Aquellos objetos habían sido parte fundamental de mi aprendizaje en mis años prístinos de estudiante. Quién no recuerda ese primer día que una vez sentados en el aula la maestra repartía las libretas, los cinco lápices necesarios, dos con gomas de color amarillo y tres hechos en Cuba; una goma de borrar de un color azul grisoso –en ese entonces no éramos conscientes de la gama de colores en su totalidad—y un lápiz bicolor (rojo y azul) para los márgenes y los señalamientos de palabras; era el mismo con el que las maestras escribían en las libretas las observaciones, las notas y las citaciones a los padres para “conversar sobre los problemas de conduta del educando”.

Aquel botín debía durar lo suficiente antes del proceso de reposición que ocurría cuando menos uno lo esperaba. Entonces, como medida de precaución, y ahorro, uno llevaba dos lápices a la escuela y los utilizaba hasta el final; por lo que en más de una oportunidad se llegaba a escribir la clase con un mínimo pedazo de lápiz conocido como “mocho” y que casi siempre la maestra sustituía “de forma temporal” con un de aquellos que tenía en una lata de leche evaporada forrada con papel amarillo, el mismo con que se forraban las libretas, y que provenía de los paquetes de las placas que utilizaban en los servicios de rayos X en los hospitales. Esa relación salud/educación pudo haber sido la causa de que muchos de mis antiguos compañeros de aula en la primaria hoy sean médicos.
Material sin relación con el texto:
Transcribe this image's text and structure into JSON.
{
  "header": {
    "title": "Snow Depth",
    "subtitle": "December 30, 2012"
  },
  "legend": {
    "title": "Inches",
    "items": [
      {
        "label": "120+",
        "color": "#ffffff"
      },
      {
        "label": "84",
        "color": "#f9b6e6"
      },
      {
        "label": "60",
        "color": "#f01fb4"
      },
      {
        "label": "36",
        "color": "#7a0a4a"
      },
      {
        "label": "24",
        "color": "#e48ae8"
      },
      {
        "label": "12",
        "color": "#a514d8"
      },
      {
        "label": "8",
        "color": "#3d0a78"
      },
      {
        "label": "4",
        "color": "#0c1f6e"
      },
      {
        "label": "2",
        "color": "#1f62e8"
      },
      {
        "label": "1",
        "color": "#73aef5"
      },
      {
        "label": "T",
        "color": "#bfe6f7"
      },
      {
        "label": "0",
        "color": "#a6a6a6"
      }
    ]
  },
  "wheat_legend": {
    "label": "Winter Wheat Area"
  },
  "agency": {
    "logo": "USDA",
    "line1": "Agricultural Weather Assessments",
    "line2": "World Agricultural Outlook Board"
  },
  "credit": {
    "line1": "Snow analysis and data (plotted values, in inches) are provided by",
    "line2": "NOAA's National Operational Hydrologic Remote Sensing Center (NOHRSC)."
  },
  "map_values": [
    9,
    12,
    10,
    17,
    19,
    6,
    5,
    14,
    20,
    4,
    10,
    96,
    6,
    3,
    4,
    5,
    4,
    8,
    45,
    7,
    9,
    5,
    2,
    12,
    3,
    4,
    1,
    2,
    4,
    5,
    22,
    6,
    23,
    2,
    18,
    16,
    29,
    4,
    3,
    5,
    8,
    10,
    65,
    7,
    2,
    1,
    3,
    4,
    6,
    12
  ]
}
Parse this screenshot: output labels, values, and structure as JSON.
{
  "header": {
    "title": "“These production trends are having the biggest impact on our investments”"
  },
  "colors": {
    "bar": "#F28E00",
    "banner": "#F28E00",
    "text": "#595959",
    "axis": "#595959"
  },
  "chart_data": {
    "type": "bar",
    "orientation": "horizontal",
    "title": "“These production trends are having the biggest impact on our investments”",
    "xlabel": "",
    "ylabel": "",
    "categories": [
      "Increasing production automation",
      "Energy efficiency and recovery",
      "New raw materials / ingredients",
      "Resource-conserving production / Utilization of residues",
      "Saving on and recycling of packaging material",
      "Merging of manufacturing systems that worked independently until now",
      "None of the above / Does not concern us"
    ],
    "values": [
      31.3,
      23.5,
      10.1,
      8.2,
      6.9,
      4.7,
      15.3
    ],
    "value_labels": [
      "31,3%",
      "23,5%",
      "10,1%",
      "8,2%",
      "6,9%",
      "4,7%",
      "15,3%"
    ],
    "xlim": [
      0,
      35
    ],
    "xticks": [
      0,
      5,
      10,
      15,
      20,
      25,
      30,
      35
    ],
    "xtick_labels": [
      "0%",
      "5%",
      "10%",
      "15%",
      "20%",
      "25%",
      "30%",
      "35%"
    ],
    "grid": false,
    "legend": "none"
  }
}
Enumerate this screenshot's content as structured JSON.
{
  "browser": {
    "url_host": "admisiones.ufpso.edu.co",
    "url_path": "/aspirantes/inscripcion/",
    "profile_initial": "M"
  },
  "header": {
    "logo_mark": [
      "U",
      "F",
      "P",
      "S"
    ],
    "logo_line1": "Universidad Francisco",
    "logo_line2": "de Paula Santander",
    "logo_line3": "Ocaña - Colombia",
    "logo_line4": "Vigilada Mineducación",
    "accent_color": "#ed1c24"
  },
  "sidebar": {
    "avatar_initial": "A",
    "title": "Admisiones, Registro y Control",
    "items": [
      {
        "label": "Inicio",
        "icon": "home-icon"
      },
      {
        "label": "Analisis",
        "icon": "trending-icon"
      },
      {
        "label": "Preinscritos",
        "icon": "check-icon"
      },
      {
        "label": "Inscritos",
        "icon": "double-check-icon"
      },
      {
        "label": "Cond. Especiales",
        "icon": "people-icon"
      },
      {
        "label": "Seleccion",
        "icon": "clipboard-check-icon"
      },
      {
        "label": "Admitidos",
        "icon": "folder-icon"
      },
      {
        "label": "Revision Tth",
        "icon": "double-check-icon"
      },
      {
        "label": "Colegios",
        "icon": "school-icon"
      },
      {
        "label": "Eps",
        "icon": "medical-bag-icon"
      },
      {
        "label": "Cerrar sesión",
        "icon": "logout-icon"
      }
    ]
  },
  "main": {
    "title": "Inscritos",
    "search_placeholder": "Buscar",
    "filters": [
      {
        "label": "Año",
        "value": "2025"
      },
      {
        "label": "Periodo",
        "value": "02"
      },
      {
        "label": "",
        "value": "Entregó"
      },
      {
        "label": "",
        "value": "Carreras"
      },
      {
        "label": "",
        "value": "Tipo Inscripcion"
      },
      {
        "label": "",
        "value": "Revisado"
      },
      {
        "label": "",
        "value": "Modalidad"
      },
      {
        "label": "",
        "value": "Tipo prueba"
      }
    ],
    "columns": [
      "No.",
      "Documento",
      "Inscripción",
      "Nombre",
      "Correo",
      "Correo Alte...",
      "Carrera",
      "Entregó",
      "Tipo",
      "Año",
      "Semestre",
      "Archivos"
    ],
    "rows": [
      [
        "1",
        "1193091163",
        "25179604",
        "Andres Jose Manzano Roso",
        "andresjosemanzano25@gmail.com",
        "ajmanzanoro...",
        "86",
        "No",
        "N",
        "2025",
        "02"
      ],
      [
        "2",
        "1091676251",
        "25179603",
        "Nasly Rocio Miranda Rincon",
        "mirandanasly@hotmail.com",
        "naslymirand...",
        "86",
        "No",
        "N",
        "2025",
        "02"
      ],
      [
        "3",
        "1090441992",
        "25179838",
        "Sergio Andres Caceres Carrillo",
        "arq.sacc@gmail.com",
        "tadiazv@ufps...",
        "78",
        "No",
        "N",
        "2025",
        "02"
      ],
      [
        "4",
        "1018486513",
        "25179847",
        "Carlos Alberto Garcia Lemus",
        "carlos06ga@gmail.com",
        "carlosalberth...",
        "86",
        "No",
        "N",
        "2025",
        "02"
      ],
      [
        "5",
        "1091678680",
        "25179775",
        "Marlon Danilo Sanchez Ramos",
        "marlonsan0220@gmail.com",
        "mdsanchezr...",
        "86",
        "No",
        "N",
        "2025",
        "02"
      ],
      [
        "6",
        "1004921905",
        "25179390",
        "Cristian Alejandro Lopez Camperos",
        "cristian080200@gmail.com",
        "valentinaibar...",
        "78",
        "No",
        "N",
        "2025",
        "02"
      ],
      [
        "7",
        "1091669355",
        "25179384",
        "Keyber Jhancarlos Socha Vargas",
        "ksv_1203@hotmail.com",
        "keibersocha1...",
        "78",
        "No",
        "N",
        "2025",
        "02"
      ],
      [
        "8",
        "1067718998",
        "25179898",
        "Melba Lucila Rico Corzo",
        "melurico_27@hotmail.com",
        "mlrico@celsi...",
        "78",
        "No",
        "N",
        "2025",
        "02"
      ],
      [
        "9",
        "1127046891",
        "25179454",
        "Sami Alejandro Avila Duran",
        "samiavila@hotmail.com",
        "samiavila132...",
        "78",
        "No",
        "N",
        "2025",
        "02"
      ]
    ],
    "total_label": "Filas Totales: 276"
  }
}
La señora, muy a amable, por cierto, tenía otras cosas interesantes a las que los presentes no les llamaba la atención, entre ellas una carpeta de vinil rojo plegable de tres compartimentos y con solapa como tapa y en las que estaba rotulado, ya ilegible, el anuncio a un evento que se realizó en el año 1977, es decir pura memoria e historia. Debo decir que no estaba bien conservada, pero me podía servir para guardar papeles, viejos y nuevos papeles. Gasté en ella mis últimos cincuenta pesos.

Dejé pendiente la compra de un accesorio similar al que usaban los sanitarios del ejército por falta de fondos. De haberlo comprado hubiera cerrado el ciclo de mi vida escolar desde la primaria hasta el doce grado.

En casa, mis hijos y algunos de sus amigos me miraron sorprendidos ante el orgullo que derrochaba por mi compra de recuerdos, a fin de cuenta parecían no tener alguna utilidad hoy en que todos los libros caben en una mochila y la posibilidad de una escoliosis a futuro gravita sobre ellos. Pero qué hacer si ellos no entienden el valor sentimental y social que esos utensilios implican.

Hoy, una semana después de comenzado el curso escolar he descubierto que uno de mis lápices Batabanó ha desaparecido. El culpable, el ingenuo culpable mi hijo mayor. Ha confesado sin miramientos que tiene una punta que escribe robusta, y descaradamente me propone un cambio: “… papá usa mi portaminas 0.7… este lápiz escribe fuerte y la punta no se parte, me voy a quedar con el otro…”

Solo me queda el orgullo de saber que mi pasado, el de mis contemporáneos, aún puede inspirar o se le hace necesario un regreso.